Malgré les ambitions des dirigeants indonésiens et le financement de pays comme le Japon et la Corée du Sud, aucune nation étrangère n'a eu un impact aussi important que la Chine. Muhammad Zulfikar Rakhmat, directeur du bureau Chine-Indonésie au Centre d'études économiques et juridiques, souligne la rapidité du financement chinois.
« La Chine est un bon ami pour tous les présidents afin de réaliser leurs promesses de campagne, » a déclaré Muhammad Zulfikar Rakhmat. « Là où les prêteurs d'autres pays ont promis de l'argent sans le livrer, les entreprises chinoises ont fourni le financement rapidement et avec peu d'exigences. »
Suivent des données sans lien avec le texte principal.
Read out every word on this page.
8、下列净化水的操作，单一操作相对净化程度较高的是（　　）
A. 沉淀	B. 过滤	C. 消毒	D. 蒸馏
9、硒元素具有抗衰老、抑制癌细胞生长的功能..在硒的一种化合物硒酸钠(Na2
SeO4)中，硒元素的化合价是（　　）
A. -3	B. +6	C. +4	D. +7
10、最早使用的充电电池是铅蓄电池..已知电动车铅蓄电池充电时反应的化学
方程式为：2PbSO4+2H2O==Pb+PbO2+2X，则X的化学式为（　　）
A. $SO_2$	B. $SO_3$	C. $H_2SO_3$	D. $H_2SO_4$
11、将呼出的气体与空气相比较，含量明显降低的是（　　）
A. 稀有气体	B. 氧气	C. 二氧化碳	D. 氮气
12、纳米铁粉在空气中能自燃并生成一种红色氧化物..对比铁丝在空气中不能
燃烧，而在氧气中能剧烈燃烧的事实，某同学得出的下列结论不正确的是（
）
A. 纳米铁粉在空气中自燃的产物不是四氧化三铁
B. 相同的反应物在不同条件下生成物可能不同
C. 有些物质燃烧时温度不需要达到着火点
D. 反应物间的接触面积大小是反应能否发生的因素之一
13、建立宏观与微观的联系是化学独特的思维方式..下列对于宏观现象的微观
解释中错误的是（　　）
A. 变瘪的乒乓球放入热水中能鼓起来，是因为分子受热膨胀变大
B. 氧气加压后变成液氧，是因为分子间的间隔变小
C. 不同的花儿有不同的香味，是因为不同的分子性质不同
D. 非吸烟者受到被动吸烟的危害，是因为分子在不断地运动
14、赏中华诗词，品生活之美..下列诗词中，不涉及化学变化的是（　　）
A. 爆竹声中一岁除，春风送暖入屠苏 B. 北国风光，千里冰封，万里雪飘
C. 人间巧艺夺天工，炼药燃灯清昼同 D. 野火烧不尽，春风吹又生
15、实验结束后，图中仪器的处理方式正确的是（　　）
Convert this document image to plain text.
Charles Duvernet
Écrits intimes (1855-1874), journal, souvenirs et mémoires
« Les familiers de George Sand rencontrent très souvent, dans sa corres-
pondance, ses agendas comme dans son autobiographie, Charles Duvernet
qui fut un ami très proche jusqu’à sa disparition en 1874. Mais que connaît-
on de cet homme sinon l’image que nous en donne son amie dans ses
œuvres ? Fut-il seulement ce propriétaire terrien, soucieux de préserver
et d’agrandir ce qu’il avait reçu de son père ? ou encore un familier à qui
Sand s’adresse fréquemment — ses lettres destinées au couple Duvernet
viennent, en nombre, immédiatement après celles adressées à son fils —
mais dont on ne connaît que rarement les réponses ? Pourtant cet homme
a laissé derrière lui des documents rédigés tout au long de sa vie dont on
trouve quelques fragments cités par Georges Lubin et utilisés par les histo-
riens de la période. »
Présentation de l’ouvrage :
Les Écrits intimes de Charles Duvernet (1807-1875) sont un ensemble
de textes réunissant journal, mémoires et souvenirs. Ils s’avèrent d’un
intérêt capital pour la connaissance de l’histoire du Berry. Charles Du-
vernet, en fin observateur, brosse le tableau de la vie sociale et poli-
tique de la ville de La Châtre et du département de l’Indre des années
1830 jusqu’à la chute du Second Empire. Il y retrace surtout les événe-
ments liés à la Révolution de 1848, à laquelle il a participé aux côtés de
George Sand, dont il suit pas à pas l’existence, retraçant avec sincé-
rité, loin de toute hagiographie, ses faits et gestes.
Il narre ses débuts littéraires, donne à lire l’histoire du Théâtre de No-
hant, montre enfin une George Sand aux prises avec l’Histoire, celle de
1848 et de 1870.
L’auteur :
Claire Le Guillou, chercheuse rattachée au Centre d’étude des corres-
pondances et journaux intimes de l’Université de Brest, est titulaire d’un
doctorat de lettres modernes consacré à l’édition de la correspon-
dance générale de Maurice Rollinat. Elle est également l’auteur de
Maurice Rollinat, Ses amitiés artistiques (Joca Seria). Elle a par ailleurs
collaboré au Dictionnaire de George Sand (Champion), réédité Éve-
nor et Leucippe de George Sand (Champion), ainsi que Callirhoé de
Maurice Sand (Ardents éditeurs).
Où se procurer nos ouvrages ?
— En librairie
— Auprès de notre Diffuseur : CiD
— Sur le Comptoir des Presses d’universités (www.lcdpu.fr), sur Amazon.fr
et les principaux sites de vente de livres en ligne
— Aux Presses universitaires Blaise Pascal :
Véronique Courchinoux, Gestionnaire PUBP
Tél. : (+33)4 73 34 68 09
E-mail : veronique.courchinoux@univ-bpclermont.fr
L'engagement de Xi Jinping et ses limites
En 2021, le président chinois Xi Jinping a promis que Pékin mettrait fin au financement de nouvelles centrales au charbon à l'étranger. Pourtant, des entreprises chinoises continuent de construire de telles installations en Indonésie. En juillet dernier, au moins 17 unités de production dans neuf centrales au charbon étaient prévues ou en construction avec une implication chinoise. Vingt-sept unités supplémentaires, en construction ou en phase de planification, n'avaient aucune implication chinoise connue.
Contexte
Ces nouvelles centrales au charbon sont construites alors que le changement climatique provoque déjà des événements météorologiques extrêmes mortels dans le monde entier. Elles pourraient rendre les objectifs climatiques de l'Indonésie inatteignables.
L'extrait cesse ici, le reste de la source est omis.